While preparing for the trip, I pored over maps, noting which landmarks I wanted to see, using a mapping app to create walking routes from one place to the next, comparing the travel time taking public transportation vs. walking. All this activity had the effect of making the place large in my mind. Had I paid closer attention to the estimated timing for the various routes around Central Reykjavik, I would have noticed that almost nothing we wanted to see in that area was more than ten minutes by foot from anything else. This began to sink in as we walked. It gave Reykjavik a cozy feeling.
We walked from the Grai Kotturinn to our first stop on this walking tour, Ingólfstorg Square. It was at the beginning of peak tourist season, so there weren’t many people in the streets. There were tourists enough around, though. I heard American-accented English, British-accented English, Danish, Swedish, German, Dutch, and one French-speaking group. Many family groups, many with little children.
Betsy navigated and read aloud from the book as we went. The story of Ingólfurstorg Square is that Ingólfur Arnarson, considered the first Nordic settler of Iceland, threw two carved wooden pillars overboard as he approached Iceland by sea with the intention of settling wherever the gods washed them ashore. The picture that comes to mind is of a sea captain tossing these pillars into the ocean, watching where they went, and following. According to the legend, that is not what happened. He left the pillars to float through the ocean while he himself located a likely spot to establish a temporary settlement along the coast, then sent out people to find the pillars. It took a couple of years.
Once located, he did indeed establish a farm on that spot, calling it “Reykjavik,” meaning “smoky bay” for the smoke coming out of geothermal vents in the area. The land has been built up over the centuries and the place where those pillars washed ashore is now well inland. Two stone pillars stick out of the large smooth plaza to represent them.
The first thought that came to mind when we arrived there was, “What a great place for skateboarding!” In fact, that is exactly what it is meant to be. The area had been built and rebuilt and rebuilt again until this last iteration. There were no skateboarders there at the time.
As we stood looking at the landmark/skateboard plaza, I heard a familiar squawk, squawk, squawking. It was exactly the same squawking I had just left behind in New Jersey! My ears led me to young starlings, the little birds hopping after mommy, screaming “feed me” as she led them around, teaching them how to look for food.
In my excitement encountering something so familiar, I took several pictures. However, I would subsequently meet them again and again since, like starlings everywhere, Icelandic starlings are resilient, adaptable, and fertile.
The temperature was in the 50s Fahrenheit (10s Centigrade). It was incongruous to see people dining outdoors at restaurants around the plaza. Wasn’t it too chilly to be eating outside?

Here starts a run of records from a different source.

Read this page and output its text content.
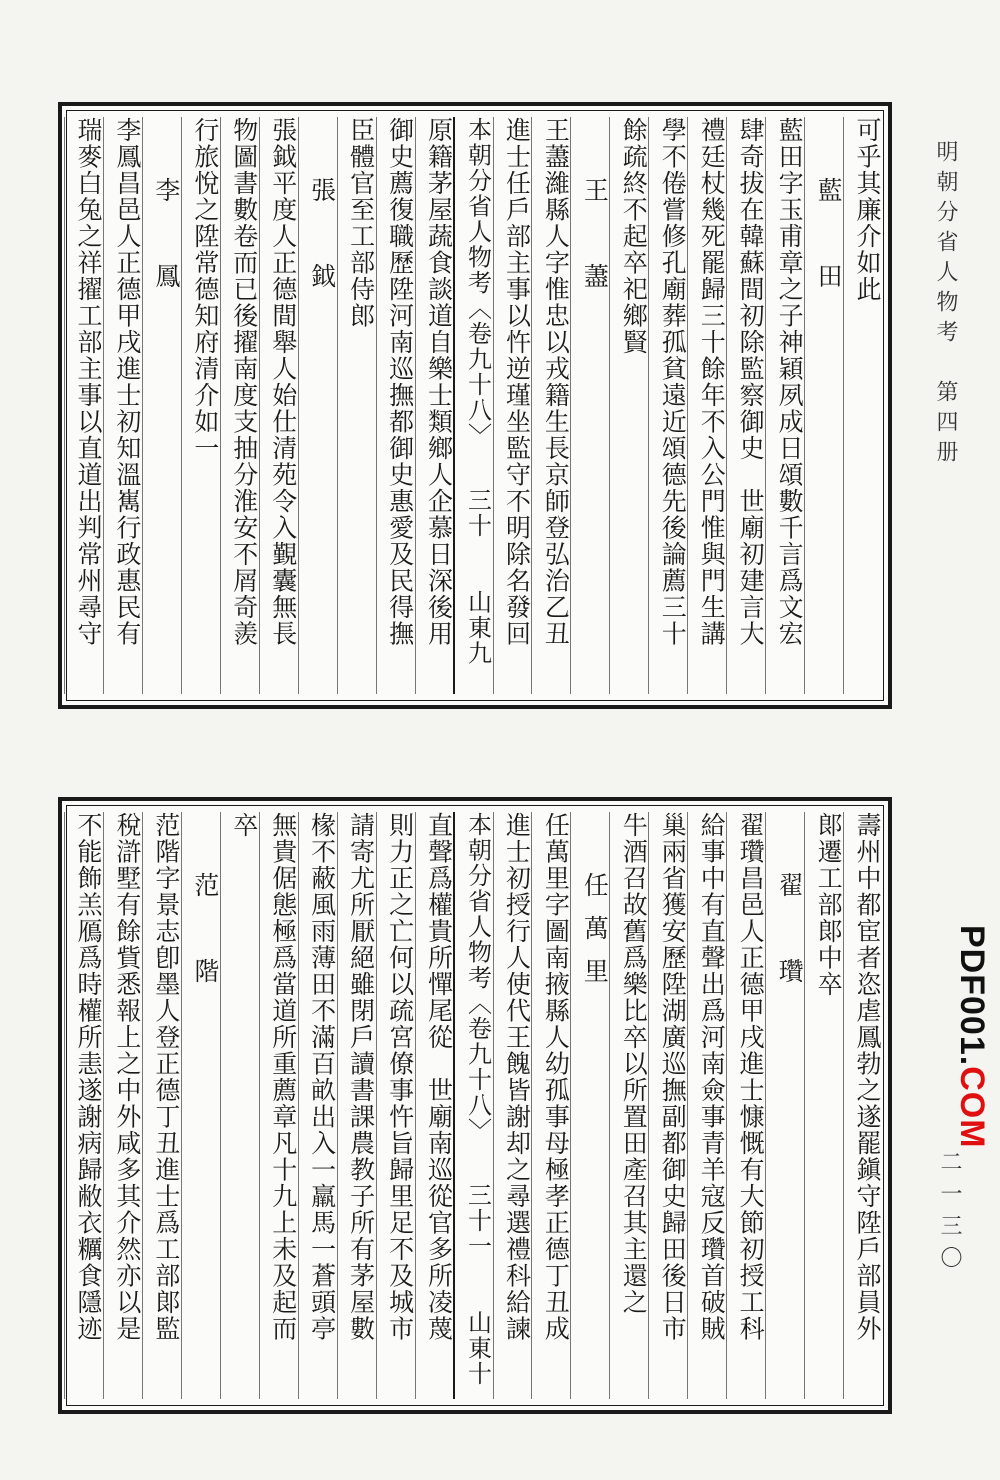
可乎其廉介如此
藍　田
藍田字玉甫章之子神穎夙成日頌數千言爲文宏
肆奇拔在韓蘇間初除監察御史　世廟初建言大
禮廷杖幾死罷歸三十餘年不入公門惟與門生講
學不倦嘗修孔廟葬孤貧遠近頌德先後論薦三十
餘疏終不起卒祀鄉賢
王　藎
王藎濰縣人字惟忠以戎籍生長京師登弘治乙丑
進士任戶部主事以忤逆瑾坐監守不明除名發回
本朝分省人物考〈卷九十八〉　　三十　　山東九
原籍茅屋蔬食談道自樂士類鄉人企慕日深後用
御史薦復職歷陞河南巡撫都御史惠愛及民得撫
臣體官至工部侍郎
張　鉞
張鉞平度人正德間舉人始仕清苑令入覲囊無長
物圖書數卷而已後擢南度支抽分淮安不屑奇羨
行旅悅之陞常德知府清介如一
李　鳳
李鳳昌邑人正德甲戌進士初知溫嶲行政惠民有
瑞麥白兔之祥擢工部主事以直道出判常州尋守
壽州中都宦者恣虐鳳勃之遂罷鎭守陞戶部員外
郞遷工部郞中卒
翟　瓚
翟瓚昌邑人正德甲戌進士慷慨有大節初授工科
給事中有直聲出爲河南僉事青羊寇反瓚首破賊
巢兩省獲安歷陞湖廣巡撫副都御史歸田後日市
牛酒召故舊爲樂比卒以所置田產召其主還之
任萬里
任萬里字圖南掖縣人幼孤事母極孝正德丁丑成
進士初授行人使代王餽皆謝却之尋選禮科給諫
本朝分省人物考〈卷九十八〉　　三十一　　山東十
直聲爲權貴所憚尾從　世廟南巡從官多所凌蔑
則力正之亡何以疏宮僚事忤旨歸里足不及城市
請寄尤所厭絕雖閉戶讀書課農教子所有茅屋數
椽不蔽風雨薄田不滿百畝出入一羸馬一蒼頭亭
無貴倨態極爲當道所重薦章凡十九上未及起而
卒
范　階
范階字景志卽墨人登正德丁丑進士爲工部郞監
稅滸墅有餘貲悉報上之中外咸多其介然亦以是
不能飾羔鴈爲時權所恚遂謝病歸敝衣糲食隱迹
明朝分省人物考　第四册
PDF001.COM
二一三〇
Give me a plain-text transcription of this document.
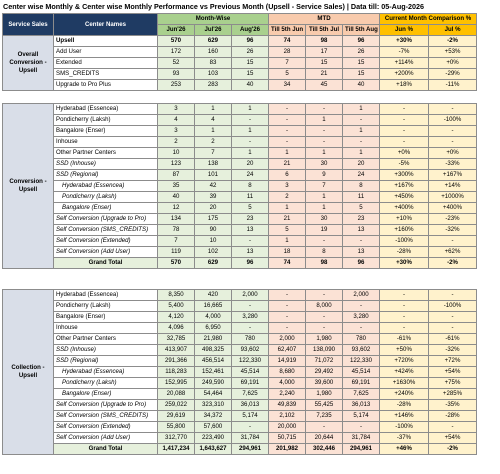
Center wise Monthly & Center wise Monthly Performance vs Previous Month (Upsell - Service Sales) | Data till: 05-Aug-2026
Service Sales	Center Names	Month-Wise			MTD			Current Month Comparison %	
		Jun'26	Jul'26	Aug'26	Till 5th Jun	Till 5th Jul	Till 5th Aug	Jun %	Jul %
Overall Conversion - Upsell	Upsell	570	629	96	74	98	96	+30%	-2%
	Add User	172	160	26	28	17	26	-7%	+53%
	Extended	52	83	15	7	15	15	+114%	+0%
	SMS_CREDITS	93	103	15	5	21	15	+200%	-29%
	Upgrade to Pro Plus	253	283	40	34	45	40	+18%	-11%
Conversion - Upsell	Hyderabad (Essencea)	3	1	1	-	-	1	-	-
	Pondicherry (Laksh)	4	4	-	-	1	-	-	-100%
	Bangalore (Enser)	3	1	1	-	-	1	-	-
	Inhouse	2	2	-	-	-	-	-	-
	Other Partner Centers	10	7	1	1	1	1	+0%	+0%
	SSD (Inhouse)	123	138	20	21	30	20	-5%	-33%
	SSD (Regional)	87	101	24	6	9	24	+300%	+167%
	Hyderabad (Essencea)	35	42	8	3	7	8	+167%	+14%
	Pondicherry (Laksh)	40	39	11	2	1	11	+450%	+1000%
	Bangalore (Enser)	12	20	5	1	1	5	+400%	+400%
	Self Conversion (Upgrade to Pro)	134	175	23	21	30	23	+10%	-23%
	Self Conversion (SMS_CREDITS)	78	90	13	5	19	13	+160%	-32%
	Self Conversion (Extended)	7	10	-	1	-	-	-100%	-
	Self Conversion (Add User)	119	102	13	18	8	13	-28%	+62%
	Grand Total	570	629	96	74	98	96	+30%	-2%
Collection - Upsell	Hyderabad (Essencea)	8,350	420	2,000	-	-	2,000	-	-
	Pondicherry (Laksh)	5,400	16,665	-	-	8,000	-	-	-100%
	Bangalore (Enser)	4,120	4,000	3,280	-	-	3,280	-	-
	Inhouse	4,096	6,950	-	-	-	-	-	-
	Other Partner Centers	32,785	21,980	780	2,000	1,980	780	-61%	-61%
	SSD (Inhouse)	413,907	498,325	93,602	62,407	138,090	93,602	+50%	-32%
	SSD (Regional)	291,366	456,514	122,330	14,919	71,072	122,330	+720%	+72%
	Hyderabad (Essencea)	118,283	152,461	45,514	8,680	29,492	45,514	+424%	+54%
	Pondicherry (Laksh)	152,995	249,590	69,191	4,000	39,600	69,191	+1630%	+75%
	Bangalore (Enser)	20,088	54,464	7,625	2,240	1,980	7,625	+240%	+285%
	Self Conversion (Upgrade to Pro)	259,022	323,310	36,013	49,839	55,425	36,013	-28%	-35%
	Self Conversion (SMS_CREDITS)	29,619	34,372	5,174	2,102	7,235	5,174	+146%	-28%
	Self Conversion (Extended)	55,800	57,600	-	20,000	-	-	-100%	-
	Self Conversion (Add User)	312,770	223,490	31,784	50,715	20,644	31,784	-37%	+54%
	Grand Total	1,417,234	1,643,627	294,961	201,982	302,446	294,961	+46%	-2%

It didn’t take very long for us to realize it was emphatically NOT too cold to eat outside in these temperatures, and we would be doing so ourselves soon enough.
Strolling around, Rick Steves’ narrative noticed the corrugated metal siding of houses throughout the city. He mentions it in only in passing, but it really drew my attention. What do you use to build homes in a place that is subject to earthquakes, volcanoes, thermal venting, and temperatures low enough to freeze water into solid blocks of ice? The frames of buildings, the “bones,” can be a variety of materials. But the exteriors need to be practical and strong enough to withstand all sorts of climactic insults. Corrugated metal, easily maintained and painted, fits the bill. Almost all the buildings we walked by in Iceland had corrugated metal exteriors, many colorfully painted to create a festive atmosphere. It gives the city a distinctive look unlike any other I’ve ever seen.
We followed Steves’ walking directions (at one point finding ourselves in a private citizen’s driveway!), eventually ending up at Lake Tjornin, a beautiful park in the middle of Reykjavik. The weather was pleasant. Families strolled with toddlers and children in baby carriages. We sat and relaxed. As I nibbled on a granola bar, a crumb dropped on the ground on front of me. A swarm of pigeons and ducks came begging for food. One little duck was so charming, standing at my feet, quacking so sweetly and politely, I gave him a couple of more crumbs of my granola bar. Probably shouldn’t have, but I couldn’t say no. There were three whooper swans on the lake who seemed to be playing some kind of game, flying fast and low over the water, stopping and floating around, then doing it again to another part of the lake.
After relaxing and watching swans and children play, it was time to check in. We walked by the Monument to the Unknown Bureaucrat nearby, and headed back to the luggage locker to retrieve our suitcases and go to the hotel.